One day, as it happened, I was reading a piece by Mr. Ernest Hemingway about trout fishing in Europe. In it he described a method of cooking trout he had encountered in Switzerland at rural inns. It involved boiling the trout until it turned blue in a liquor made of water, white wine vinegar, bay leaves and red pepper — not too much of any ingredient in the water, says Mr. Hemingway, without further elaboration.

This is not the blue trout described by M. F. K. Fisher, which involves placing the trout live into boiling water, unless the Swiss innkeepers were holding out on Mr. Hemingway, but it sounded fine.

I remembered that my local supermarket sometimes offers fresh
rainbow trout, so I headed over there late at night and found one
handsome specimen in the fish department. I brought it home, filled up
a large pot with water — it was a large trout — emptied about six
ounces of white wine vinegar into the water, added six fragrant bay
leaves and a light sprinkling of cayenne pepper, and set it all to
boil. When it was bubbling I slipped the fish in.


I turned the heat down and simmered the trout for about fifteen minutes. In
fully boiling water, ten or less would have been more than sufficient. I
tested the fish using a method recommended by an old edition of The
Joy Of Cooking
— which is to separate the meat from the bone of the
spine at the thickest middle section of the fish. When the meat there
is tender but no longer translucent, the fish is done.

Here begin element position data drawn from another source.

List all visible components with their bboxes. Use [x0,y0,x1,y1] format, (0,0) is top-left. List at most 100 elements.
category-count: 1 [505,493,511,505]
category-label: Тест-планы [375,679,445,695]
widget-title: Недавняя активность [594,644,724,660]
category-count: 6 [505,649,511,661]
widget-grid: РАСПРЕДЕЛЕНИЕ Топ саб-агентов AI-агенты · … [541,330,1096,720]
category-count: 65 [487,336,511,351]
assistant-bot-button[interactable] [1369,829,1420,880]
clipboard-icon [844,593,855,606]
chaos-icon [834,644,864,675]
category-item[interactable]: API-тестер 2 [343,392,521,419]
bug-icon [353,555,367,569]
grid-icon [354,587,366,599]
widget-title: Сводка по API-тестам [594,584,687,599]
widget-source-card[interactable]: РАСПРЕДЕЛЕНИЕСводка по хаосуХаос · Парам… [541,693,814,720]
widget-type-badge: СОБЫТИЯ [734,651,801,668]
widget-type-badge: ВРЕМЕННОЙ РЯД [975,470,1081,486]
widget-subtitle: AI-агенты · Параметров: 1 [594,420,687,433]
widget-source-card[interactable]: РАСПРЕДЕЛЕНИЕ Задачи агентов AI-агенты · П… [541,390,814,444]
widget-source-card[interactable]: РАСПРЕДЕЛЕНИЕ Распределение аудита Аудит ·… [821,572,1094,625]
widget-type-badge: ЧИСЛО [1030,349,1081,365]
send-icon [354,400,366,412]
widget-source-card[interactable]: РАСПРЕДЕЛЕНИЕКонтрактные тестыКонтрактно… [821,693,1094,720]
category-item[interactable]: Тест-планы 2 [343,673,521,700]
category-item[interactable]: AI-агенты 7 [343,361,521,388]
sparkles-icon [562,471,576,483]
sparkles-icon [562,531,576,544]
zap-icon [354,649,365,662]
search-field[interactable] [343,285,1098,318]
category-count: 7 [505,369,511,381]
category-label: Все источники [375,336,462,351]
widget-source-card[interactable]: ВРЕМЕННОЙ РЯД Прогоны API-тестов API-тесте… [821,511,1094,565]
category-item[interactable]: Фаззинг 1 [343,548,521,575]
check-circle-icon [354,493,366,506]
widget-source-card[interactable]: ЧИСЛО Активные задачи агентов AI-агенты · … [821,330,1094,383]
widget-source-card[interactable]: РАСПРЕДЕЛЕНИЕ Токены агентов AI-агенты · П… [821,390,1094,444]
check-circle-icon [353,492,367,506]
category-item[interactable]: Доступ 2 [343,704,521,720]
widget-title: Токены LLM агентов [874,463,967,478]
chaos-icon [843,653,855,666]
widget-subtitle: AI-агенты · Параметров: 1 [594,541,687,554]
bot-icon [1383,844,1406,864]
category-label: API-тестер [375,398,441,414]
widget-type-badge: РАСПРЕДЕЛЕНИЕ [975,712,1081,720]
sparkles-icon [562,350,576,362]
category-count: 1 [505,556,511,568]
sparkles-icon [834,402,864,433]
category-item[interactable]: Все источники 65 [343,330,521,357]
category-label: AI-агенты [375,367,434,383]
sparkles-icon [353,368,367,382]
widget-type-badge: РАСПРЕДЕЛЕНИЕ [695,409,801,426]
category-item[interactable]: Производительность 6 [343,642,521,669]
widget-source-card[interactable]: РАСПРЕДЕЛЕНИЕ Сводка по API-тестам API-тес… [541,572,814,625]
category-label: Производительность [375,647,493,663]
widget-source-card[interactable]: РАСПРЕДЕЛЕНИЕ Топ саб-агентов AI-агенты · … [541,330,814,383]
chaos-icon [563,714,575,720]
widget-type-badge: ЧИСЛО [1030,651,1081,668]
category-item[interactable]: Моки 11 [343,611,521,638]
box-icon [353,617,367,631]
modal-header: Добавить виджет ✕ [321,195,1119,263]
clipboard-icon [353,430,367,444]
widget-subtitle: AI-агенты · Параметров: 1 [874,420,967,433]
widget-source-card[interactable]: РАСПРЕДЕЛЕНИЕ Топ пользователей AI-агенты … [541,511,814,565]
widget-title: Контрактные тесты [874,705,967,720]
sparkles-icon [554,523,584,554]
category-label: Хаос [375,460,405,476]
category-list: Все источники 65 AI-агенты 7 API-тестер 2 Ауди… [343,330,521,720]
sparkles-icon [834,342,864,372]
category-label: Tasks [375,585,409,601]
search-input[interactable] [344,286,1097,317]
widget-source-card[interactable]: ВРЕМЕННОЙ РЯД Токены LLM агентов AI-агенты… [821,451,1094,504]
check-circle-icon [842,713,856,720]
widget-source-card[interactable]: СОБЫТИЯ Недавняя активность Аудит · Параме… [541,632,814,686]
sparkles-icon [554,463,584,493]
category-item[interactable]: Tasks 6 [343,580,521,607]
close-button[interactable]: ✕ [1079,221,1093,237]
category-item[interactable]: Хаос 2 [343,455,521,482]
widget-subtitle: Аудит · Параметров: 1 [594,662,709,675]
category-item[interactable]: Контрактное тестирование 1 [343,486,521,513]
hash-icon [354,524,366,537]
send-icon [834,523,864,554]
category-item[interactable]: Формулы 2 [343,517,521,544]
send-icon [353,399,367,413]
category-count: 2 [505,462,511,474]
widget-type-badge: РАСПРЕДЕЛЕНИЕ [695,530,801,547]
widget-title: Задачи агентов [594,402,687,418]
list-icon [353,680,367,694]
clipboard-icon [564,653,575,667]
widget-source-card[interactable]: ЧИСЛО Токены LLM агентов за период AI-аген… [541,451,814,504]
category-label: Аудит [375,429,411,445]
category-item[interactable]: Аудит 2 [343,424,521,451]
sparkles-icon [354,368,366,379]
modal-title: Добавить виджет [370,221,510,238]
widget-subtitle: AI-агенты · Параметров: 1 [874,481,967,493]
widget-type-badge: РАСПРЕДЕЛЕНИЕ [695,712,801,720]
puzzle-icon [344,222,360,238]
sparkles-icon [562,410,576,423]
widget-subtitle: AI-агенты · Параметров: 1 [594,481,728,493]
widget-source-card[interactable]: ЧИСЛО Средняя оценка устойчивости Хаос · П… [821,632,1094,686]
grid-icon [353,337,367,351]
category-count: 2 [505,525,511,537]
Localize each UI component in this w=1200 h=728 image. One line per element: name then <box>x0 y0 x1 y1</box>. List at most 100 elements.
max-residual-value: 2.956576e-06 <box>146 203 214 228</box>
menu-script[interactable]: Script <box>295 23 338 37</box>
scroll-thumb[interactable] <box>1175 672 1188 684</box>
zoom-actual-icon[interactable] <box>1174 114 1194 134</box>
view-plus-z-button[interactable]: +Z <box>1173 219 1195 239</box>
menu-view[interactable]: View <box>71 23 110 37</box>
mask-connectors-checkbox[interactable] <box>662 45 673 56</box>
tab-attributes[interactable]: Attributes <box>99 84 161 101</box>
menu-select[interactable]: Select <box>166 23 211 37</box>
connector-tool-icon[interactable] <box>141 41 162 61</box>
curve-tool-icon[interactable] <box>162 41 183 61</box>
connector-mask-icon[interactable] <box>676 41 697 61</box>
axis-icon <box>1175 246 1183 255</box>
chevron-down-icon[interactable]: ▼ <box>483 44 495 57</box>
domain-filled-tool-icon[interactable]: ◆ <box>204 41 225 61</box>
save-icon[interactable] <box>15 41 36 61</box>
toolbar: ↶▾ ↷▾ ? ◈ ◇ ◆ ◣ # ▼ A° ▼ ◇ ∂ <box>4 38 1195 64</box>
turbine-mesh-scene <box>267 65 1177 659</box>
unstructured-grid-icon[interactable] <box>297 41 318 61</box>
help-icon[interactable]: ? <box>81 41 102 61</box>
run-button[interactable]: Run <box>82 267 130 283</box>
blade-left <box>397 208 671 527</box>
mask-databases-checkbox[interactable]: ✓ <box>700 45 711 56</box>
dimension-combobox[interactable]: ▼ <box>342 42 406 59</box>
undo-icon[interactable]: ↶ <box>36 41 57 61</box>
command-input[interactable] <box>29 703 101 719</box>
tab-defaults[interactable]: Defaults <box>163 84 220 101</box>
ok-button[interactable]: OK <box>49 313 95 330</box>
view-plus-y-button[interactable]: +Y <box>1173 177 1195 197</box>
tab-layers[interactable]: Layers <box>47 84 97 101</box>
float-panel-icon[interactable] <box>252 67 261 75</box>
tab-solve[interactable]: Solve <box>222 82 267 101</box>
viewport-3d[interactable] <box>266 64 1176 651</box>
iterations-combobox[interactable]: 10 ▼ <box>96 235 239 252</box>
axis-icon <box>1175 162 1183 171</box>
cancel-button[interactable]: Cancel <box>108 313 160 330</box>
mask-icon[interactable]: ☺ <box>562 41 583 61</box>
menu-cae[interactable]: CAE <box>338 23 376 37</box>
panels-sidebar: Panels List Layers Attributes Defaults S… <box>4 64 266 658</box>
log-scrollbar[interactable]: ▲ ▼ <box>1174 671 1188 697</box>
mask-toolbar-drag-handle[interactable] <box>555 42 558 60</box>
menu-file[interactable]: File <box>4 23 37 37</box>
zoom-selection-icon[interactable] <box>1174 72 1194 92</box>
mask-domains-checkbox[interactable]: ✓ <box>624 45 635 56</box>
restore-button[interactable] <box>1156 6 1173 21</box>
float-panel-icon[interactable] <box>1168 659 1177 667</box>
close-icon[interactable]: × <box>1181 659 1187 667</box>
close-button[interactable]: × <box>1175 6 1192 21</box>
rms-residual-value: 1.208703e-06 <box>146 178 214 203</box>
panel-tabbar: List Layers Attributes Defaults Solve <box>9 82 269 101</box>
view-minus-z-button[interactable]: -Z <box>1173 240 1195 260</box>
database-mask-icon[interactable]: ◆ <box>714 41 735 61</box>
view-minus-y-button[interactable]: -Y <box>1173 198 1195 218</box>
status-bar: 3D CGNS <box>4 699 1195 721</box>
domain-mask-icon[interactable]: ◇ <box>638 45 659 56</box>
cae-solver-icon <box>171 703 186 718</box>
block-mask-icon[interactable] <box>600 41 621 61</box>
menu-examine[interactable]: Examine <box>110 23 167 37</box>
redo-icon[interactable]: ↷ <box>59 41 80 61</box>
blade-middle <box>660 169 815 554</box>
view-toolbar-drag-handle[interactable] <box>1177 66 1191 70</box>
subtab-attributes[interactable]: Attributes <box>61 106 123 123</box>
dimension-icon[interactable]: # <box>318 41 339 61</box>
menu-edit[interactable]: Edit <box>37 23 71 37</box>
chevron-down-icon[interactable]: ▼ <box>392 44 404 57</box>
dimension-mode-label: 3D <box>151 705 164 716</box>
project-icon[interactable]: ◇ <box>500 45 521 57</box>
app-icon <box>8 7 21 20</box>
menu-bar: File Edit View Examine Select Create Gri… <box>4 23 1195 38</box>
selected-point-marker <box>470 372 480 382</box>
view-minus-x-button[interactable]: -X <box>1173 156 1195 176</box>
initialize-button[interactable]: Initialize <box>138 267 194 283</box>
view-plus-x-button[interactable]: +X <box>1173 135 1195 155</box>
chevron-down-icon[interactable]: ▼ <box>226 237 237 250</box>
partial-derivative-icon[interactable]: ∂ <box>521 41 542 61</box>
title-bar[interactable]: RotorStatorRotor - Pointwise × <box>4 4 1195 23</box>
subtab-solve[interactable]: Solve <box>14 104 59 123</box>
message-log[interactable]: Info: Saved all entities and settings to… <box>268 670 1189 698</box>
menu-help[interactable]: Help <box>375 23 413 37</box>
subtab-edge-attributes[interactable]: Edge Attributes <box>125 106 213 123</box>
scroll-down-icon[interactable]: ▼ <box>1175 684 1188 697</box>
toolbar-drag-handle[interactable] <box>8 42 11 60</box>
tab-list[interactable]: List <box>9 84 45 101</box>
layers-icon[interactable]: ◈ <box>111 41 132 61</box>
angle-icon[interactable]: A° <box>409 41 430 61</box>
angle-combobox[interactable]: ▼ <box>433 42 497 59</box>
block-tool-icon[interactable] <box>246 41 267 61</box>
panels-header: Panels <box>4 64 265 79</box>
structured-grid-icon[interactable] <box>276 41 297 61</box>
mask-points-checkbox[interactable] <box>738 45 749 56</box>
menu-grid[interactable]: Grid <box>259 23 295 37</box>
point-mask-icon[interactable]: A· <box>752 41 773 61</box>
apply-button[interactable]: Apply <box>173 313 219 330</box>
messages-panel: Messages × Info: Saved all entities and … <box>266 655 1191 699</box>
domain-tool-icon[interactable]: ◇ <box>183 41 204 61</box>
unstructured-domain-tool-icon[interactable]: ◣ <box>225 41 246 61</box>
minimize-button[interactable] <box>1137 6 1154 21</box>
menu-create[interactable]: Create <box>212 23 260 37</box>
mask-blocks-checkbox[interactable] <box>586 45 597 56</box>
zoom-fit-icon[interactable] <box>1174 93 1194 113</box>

I ate the fish with drawn butter, as Mr. Hemingway says the Swiss did. “They drink the clear Sion wine when they eat it,” adds Mr. Hemingway, but they don’t depend on the beverage department of a supermarket for their wine. I made do with a perfectly respectable Pinot Grigio by Bolla, cheap, dry and light.  I keep looking for the clear Sion wine, though — Sion, pictured below, is the primary wine-producing region of Switzerland:

Even without the Swiss wine, the result was a meal of almost unimaginable delicacy. Trout is delicate anyway, and the light seasonings in the water only emphasized the subtlety of its taste. It all resonated on the tongue like a memory of food — insubstantial and fleeting.

2 thoughts on “BLUE TROUT

  1. That recipe is from “The Hemingway Cookbook”, which I've got. I keep planning to start working my way through it, but so far I've only tried his recipe for the perfect Cuba Libre — which is great, as long as you use Mexican Coke, which is made with real sugar.